Investing in your personal brand give you control over how you want to be perceived and treated. Don’t leave your image be decided for you.
7. Plan Ahead
Finding the right planning tool that best fits your needs doesn’t have to be a chore. I personally love using my free time to experiment with different apps or agendas and find out how I can organize my life better. Trust me, figuring out that your planning system is not working for you in the middle of midterms week is a not a situation you want to be it. If you don’t know where to start, here are a few options that I’ve used over the years that could be interesting (not affiliated links – not at all sponsored): Notion, Personal Planner and of course Google Calendar.
8. Job Shadowing
If an internship opportunity presents itself, I encourage you to go for it. If you can’t seem to get your hands on one in your field, try searching for job shadowing opportunities. Normally offered by your college/university, job shadowing programs consist of you spending some real “day in the life” time with a professional of your choice. Obviously this can be a bit limiting when it comes to certain professions, due to patient confidentiality or other safety reasons, but you don’t know unless you ask! This is a great way to explore different career options if you don’t know what you would like to pursue. Fun fact, I shadowed a veterinarian for a month and that experience played a great part in my decision not to go into Med School.
9. Practice a Good Habit
Trying to adopt a new habit during finals is more difficult than you’d think. This is why I always recommend to use your summer break or your time off to truly focus on creating systems that work. Use this period to practice implementing and tweaking new routines. Any change takes time & effort before it becomes automatic. So be patient, be consistent, and remember to take it one habit at a time.

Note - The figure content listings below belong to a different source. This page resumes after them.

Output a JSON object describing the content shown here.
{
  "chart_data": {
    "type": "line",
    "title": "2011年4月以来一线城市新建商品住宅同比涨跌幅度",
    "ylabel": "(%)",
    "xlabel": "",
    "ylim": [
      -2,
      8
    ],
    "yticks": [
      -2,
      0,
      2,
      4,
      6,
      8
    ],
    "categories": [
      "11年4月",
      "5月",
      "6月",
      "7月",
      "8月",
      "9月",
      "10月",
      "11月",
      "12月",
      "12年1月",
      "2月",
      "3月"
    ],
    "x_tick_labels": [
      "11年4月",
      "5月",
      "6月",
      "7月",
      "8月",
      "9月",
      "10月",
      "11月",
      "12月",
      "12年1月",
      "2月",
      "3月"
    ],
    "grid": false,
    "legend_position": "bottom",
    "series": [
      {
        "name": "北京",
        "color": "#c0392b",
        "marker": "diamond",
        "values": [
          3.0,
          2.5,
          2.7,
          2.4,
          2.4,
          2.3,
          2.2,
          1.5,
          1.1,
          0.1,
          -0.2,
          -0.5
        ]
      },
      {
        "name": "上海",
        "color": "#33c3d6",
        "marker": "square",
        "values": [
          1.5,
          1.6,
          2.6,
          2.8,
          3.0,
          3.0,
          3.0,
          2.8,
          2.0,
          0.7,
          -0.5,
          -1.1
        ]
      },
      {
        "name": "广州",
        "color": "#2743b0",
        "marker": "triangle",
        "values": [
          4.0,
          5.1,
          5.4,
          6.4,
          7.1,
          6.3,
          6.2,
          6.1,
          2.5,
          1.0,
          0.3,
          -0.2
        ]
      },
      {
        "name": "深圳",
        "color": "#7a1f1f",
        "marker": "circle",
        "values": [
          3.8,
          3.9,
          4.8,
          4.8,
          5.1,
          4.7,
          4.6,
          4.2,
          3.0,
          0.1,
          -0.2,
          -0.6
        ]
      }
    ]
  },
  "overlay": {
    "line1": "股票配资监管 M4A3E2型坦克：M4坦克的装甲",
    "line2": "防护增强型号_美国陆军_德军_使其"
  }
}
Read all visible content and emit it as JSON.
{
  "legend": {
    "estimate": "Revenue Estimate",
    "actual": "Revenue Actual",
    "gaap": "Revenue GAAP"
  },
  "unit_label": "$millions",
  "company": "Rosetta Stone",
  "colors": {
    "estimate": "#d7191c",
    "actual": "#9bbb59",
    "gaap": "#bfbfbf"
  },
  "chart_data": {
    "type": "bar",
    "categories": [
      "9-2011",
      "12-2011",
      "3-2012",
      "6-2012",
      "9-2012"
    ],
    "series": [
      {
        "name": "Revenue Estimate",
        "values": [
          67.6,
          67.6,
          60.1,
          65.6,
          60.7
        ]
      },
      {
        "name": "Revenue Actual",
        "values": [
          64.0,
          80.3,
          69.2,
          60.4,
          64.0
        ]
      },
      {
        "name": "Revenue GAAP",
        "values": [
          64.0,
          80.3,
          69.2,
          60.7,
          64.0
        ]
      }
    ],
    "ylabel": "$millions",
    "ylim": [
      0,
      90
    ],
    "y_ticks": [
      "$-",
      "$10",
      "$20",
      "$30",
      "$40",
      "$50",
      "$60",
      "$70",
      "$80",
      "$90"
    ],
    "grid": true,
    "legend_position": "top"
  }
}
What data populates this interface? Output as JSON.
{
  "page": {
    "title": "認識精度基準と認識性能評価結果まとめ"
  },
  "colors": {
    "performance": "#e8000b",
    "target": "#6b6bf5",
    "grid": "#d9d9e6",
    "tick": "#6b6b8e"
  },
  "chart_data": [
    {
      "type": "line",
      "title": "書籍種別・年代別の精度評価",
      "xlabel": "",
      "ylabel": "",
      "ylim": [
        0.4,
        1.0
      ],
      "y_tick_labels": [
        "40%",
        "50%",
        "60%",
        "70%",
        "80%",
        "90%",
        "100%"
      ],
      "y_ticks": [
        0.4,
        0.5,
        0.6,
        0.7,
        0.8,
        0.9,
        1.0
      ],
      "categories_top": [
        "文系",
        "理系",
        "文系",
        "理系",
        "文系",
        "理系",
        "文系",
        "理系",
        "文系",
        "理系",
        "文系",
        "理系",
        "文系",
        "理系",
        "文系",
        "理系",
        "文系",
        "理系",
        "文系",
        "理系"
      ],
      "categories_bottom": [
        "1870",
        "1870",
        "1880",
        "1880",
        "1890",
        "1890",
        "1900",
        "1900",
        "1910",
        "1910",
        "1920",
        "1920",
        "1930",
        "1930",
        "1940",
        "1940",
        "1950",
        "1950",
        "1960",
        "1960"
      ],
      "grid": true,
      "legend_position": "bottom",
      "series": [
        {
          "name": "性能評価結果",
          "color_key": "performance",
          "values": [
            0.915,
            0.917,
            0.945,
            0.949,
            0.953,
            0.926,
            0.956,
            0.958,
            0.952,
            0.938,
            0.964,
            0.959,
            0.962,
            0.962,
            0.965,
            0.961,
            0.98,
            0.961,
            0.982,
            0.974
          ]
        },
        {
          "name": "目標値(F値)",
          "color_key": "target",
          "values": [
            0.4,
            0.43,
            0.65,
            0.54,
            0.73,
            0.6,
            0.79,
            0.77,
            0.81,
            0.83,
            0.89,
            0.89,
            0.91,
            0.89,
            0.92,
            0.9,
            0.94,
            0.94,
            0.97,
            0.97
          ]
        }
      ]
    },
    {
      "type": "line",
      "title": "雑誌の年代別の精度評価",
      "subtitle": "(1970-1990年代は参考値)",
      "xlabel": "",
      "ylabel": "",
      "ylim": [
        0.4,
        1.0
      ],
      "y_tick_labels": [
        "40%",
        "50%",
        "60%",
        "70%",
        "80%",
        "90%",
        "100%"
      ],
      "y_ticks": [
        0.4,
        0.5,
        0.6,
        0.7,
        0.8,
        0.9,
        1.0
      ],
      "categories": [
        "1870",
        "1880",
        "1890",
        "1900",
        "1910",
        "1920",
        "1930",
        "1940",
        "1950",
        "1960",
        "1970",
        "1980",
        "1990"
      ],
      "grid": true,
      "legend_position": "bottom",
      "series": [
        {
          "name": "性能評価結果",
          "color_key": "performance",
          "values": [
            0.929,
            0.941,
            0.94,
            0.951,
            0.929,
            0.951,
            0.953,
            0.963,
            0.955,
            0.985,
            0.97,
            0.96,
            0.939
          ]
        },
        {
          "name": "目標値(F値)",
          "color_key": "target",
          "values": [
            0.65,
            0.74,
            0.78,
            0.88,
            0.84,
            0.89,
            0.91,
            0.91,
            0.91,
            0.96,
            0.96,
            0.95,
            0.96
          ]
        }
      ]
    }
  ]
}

10. Prep Your School Survival Kit
Doomsday preppers have zombie survival kits, A+ students have school survival kits. To put it simply, I am referring to a magical folder you create on your desktop and fill with tools, resources and other goodies you’ve accumulated over time. These could be links to videos about efficient note taking, old assignments you aced and could refer back to for inspiration, articles you saved that you would like to use for your future research, student blogs and websites, etc.
Think of it as looking out for yourself – you’ve come a long way. Instead of reinventing the wheel every single time, why not perfect your craft and sharpen your skills! Transform that School Survival Kit your secret weapon.